Gökhan Özcan / Yeni Şafak
Hayatın büyüsü
Genç yaşlarında dünyamızdan ayrılan Didem Madak, “Hayat beni büyülüyor. Yazarken hayatı sandığımdan çok sevdiğimi, ona hayranlık duyduğumu anlıyorum. Aslında az sonra ölecek birinin gözleriyle dünyaya baktığımızda hayatın her yerinden şiirin fışkırdığını görürüz, önemli saydığımız çoğu şeyin önemini yitirdiğini görürüz. O zaman anlamsız bulduğumuz küçük gündelik hayatımızın aslında anlamlı olduğunu hissederiz» diyor kendisiyle yapılan bir söyleşide (Varlık Dergisi/Sayı 1141/Ekim 2002).
Didem Madak’ın söyledikleri arasında altını çizdiğim iki yer var. İlki en baştaki “Hayat beni büyülüyor” cümlesi. Kitabının adını ‘Ah’lar Ağacı’ koymuş ve ömrünün büyük kısmında kederlerle arkadaş yaşamış bir şair için kimilerine şaşırtıcı gelebilecek bir cümle bu. Oysa hiç öyle değil... Kim, hayata büyüleyici bulabilecek kadar dikkatli bakan birinden daha çok incinmeye açık ve savunmasız olabilir?
Aynı söyleşide kendisini büyüleyen şeylerden hemen aklına gelen birkaçını da sıralıyor: “Her gün işe giderken karşılaştığı” kara bir köpek mesela, “durup boyoz yiyen insanları hayranlıkla seyreden”... “Puf böreği gibi tombik elleriyle kabak seçen ev hanımları” mesela... Ve “Ucuzluktan alınmış bayramlıklarıyla kendilerinden pek memnun olan o bayram çocukları” mesela... Böyle şeyler gördüğünde, “onları sandığından çok” sevdiğini fark ediyor ve hepsinin şiirine sızdığını itiraf ediyor.
“Ne var ki bunlarda, sıradan insanlar işte!” diye aklından geçirenlerin hayattan büyülenecek kırılganlıkta olmadıkları aşikar... Zırhlarını üstlerine geçirmiştir onlar çoktan. Hayat dokunamaz onlara. Büyülemez hiçbirini. Tüylerini diken diken etmez. İçlerini ılıtmaz, kamaştırmaz. Başlarını okşamaz. Hayat dokunamaz onlara ama onlar da dokunamazlar hayata. Gelir geçerler. Kederlerde durmaz, hep kaçarlar. Güya mutludurlar, ama aslında mutluluk aslında nedir, bilmezler. Çünkü aslında yaşamazlar. Kendi vasatlarına sımsıkı tutunur, orada ömür tüketirler. Ve hayatın künhüne hiç vâkıf olamadan ölüp giderler. Yaşarken, ölüm beklemedikleri bir şeydir onlar için. Çünkü hayat yaşamadıkları bir şeydir.

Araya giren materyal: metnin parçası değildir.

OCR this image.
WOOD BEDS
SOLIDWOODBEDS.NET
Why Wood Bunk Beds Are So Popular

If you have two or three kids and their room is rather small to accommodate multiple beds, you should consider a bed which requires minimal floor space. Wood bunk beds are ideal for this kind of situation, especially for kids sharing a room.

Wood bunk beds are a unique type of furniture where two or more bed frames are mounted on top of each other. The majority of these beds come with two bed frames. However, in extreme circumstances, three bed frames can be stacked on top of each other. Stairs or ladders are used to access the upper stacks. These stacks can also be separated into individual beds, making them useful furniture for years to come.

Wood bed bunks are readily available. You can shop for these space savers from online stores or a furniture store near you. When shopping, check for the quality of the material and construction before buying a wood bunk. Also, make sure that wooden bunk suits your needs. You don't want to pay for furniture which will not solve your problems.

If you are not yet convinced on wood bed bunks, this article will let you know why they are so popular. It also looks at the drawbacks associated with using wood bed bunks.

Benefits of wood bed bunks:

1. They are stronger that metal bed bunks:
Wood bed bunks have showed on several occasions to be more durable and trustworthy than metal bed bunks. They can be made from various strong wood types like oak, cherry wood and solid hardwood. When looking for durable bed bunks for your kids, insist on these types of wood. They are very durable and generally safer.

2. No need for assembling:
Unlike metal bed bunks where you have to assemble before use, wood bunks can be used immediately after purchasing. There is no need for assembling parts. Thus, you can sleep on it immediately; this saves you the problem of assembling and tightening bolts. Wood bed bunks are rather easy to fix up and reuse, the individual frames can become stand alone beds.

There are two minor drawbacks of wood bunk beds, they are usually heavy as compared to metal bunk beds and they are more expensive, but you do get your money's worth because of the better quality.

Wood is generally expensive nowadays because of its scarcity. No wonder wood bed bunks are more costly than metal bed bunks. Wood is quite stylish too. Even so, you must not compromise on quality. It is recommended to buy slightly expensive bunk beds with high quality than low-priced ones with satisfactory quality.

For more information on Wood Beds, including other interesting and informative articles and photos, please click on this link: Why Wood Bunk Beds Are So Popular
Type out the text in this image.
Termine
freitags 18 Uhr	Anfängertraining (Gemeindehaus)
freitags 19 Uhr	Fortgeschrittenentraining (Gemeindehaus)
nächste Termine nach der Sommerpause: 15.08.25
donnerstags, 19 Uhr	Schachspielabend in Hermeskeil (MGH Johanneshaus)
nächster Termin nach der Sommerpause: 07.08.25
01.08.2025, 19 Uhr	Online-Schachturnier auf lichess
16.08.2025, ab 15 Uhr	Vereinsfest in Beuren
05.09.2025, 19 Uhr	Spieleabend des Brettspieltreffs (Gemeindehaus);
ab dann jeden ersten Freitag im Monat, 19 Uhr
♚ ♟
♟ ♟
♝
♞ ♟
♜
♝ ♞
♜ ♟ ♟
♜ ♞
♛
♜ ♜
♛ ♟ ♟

Hayat gerçekten de büyüleyicidir. Küçük küçük şeylerin ardına hayret ve hayranlık verici derinlikler gizler. Bunların farkındaysanız sizi de kendileriyle birlikte derinleştirir bu küçük şeyler. İnceltir, güzelleştirir ve hassaslaştırır. Ve hassaslaştığınız ölçüde incinmeye açık hale gelirsiniz. Bu yüzden, her şeye kafanızı takmamanızı söyleyip durur etrafta birileri, yani bakmamanızı, görmemenizi, kırılacak kadar incelmemenizi. Hayat büyüsünden bihaber yaşamanızı...
Didem Madak’ın sözlerinde altını çizdiğim diğer bölüm tam bir cümle değil, “az sonra ölecek birinin gözleriyle dünyaya baktığımızda” ifadesi... Böyle baktığında, “hayatın her yerinden şiirin fışkırdığını” görüyormuş Didem Madak ve “önemli saydığımız çoğu şeyin önemini yitirdiğini”... Bir nevi hayret duygusu bu... Hayatın mucizevi anlatısı... Az sonra ölecek birinin gözleriyle baktığımızda dünyaya, hepimizin içine düşeceği şey böyle bir cezbe ummanı olmalı. Bugün pek çoğumuzun içini artık yurt tutmayan derûni kamaşma hali, hayranlık sarhoşluğu...
Belki alemi seyrederken içinde kaybolunan aşk ve vecd halinden küçük bir cüz bu... Belki gönül rahatlığıyla ama nereye gittiğini bilmeden adımlanan bir küçük muhabbet patikası...
“Biz dilimize gelen kelimelerle konuştuğumuzu düşünüyoruz hep” dedi beyaz saçlı adam, “oysa görünen o ki kelimeler bizimle konuşuyor.”